Implementing a custom derive macro to work in conjunction with Serde Serialize

In the rust_xlsxwriter crate I've implemented Serde serialization to Excel worksheets. This works by first setting up a struct's fields as headers within the worksheet and then repeated serialization of struct instances are written below the headers. The scheme is explained here: How serialization works in rust_xlsxwriter.

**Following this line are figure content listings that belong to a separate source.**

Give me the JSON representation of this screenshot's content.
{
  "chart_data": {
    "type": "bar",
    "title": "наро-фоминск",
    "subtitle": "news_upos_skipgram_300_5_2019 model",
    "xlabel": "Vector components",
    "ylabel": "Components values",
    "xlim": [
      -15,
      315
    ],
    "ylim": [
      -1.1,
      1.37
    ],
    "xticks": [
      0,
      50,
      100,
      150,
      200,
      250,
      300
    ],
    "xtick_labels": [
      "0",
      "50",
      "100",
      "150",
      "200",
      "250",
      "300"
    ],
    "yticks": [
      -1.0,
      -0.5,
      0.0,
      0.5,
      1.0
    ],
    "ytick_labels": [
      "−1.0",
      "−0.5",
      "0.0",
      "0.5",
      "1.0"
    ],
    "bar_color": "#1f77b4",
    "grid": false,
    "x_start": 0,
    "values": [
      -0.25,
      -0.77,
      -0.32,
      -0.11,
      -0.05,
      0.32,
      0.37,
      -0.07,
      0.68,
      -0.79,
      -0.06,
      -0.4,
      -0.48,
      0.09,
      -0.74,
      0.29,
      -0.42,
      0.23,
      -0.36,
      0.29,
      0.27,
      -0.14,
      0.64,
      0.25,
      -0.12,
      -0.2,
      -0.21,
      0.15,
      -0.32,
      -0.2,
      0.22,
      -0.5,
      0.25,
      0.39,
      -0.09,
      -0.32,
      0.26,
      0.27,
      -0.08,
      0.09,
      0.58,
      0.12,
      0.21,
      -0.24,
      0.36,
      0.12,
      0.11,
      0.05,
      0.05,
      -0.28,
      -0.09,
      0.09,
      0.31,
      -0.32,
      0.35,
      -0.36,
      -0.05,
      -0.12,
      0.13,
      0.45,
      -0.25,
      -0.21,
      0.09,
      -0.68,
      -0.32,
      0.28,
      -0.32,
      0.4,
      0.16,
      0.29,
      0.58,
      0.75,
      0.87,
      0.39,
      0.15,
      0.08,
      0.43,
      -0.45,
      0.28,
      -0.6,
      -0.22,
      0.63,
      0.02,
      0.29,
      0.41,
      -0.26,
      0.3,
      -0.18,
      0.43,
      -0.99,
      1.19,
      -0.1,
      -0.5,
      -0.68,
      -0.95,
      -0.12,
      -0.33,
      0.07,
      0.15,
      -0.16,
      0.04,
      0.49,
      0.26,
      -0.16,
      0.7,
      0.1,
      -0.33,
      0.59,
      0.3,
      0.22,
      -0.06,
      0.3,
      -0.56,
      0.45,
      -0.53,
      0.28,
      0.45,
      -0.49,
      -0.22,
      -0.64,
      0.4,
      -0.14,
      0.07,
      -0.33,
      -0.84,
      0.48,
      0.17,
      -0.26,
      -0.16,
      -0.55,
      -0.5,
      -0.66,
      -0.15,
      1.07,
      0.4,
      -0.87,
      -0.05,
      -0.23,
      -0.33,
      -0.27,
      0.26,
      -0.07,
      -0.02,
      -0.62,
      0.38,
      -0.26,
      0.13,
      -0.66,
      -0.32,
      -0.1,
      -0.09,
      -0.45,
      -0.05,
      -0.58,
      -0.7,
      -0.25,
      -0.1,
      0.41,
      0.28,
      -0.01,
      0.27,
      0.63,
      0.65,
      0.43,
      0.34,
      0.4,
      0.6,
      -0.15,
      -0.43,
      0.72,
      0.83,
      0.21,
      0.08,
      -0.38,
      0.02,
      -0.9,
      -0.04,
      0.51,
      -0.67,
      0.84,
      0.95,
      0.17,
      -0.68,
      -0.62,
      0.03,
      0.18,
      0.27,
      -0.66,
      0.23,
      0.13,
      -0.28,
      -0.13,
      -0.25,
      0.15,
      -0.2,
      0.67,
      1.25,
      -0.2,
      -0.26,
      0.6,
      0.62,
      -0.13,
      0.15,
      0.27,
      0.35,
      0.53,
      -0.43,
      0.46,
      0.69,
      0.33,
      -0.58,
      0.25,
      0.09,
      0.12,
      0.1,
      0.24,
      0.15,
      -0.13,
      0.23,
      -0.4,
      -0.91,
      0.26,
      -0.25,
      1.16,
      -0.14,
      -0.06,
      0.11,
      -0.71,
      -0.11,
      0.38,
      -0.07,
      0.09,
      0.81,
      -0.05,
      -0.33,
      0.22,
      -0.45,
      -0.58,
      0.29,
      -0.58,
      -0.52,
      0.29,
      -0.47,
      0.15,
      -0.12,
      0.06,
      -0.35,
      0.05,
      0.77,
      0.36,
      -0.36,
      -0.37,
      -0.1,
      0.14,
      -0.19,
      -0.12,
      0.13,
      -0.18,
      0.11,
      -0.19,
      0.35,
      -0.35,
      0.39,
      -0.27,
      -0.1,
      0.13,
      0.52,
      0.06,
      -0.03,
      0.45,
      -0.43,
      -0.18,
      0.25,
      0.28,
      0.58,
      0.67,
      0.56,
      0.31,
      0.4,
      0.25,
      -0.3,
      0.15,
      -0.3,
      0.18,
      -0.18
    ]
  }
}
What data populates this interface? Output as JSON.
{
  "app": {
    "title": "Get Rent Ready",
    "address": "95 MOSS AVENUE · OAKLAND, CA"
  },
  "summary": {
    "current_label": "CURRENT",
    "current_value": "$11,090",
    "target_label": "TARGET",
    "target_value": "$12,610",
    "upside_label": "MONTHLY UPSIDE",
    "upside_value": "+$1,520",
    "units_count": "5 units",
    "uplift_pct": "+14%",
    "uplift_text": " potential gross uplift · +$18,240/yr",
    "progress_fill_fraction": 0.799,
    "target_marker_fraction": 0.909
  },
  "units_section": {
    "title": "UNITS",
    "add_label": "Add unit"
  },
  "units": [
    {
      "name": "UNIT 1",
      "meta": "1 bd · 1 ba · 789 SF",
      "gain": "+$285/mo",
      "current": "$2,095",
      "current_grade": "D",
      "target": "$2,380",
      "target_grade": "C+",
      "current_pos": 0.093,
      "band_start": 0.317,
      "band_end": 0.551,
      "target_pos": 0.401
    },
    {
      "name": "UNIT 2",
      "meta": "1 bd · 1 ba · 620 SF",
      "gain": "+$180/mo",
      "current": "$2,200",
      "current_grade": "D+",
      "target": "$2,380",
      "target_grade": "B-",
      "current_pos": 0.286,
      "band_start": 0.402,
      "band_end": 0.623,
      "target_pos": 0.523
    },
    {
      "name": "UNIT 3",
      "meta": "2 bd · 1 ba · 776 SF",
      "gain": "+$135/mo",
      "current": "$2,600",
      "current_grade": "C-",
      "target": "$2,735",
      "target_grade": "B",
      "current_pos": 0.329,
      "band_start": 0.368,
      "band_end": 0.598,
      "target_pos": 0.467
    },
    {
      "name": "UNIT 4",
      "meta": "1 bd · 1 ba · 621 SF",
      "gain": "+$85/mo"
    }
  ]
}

The headers are obtained by Serde serialization or deserialization so that the headers reflect any Serde "skip" or "rename" container or field attributes.

#[derive(Serialize)]
#[serde(rename_all = "PascalCase")]
struct MyStruct {
    foo: bool,

    #[serde(skip_serializing)]
    bar: u8,

    #[serde(rename = "New name")]
    baz: f64,
}

I'd like to be able create a derived macro trait and attributes to add some additional functionality specific to rust_xlsxwriter. Something like this:

#[derive(Serialize, MyTrait)] // New trait
#[serde(rename_all = "PascalCase")]
struct MyStruct {
    foo: bool,

    #[serde(skip_serializing)]
    bar: u8,

    #[serde(rename = "New name")]
    #[my_crate(num_format = "#.00")] // New
    baz: f64,
}

I can't use #[serde(serialize_with = "")] since I need to pass and store the data and format separately rather than reformat the data. Also serialize_with doesn't support arguments.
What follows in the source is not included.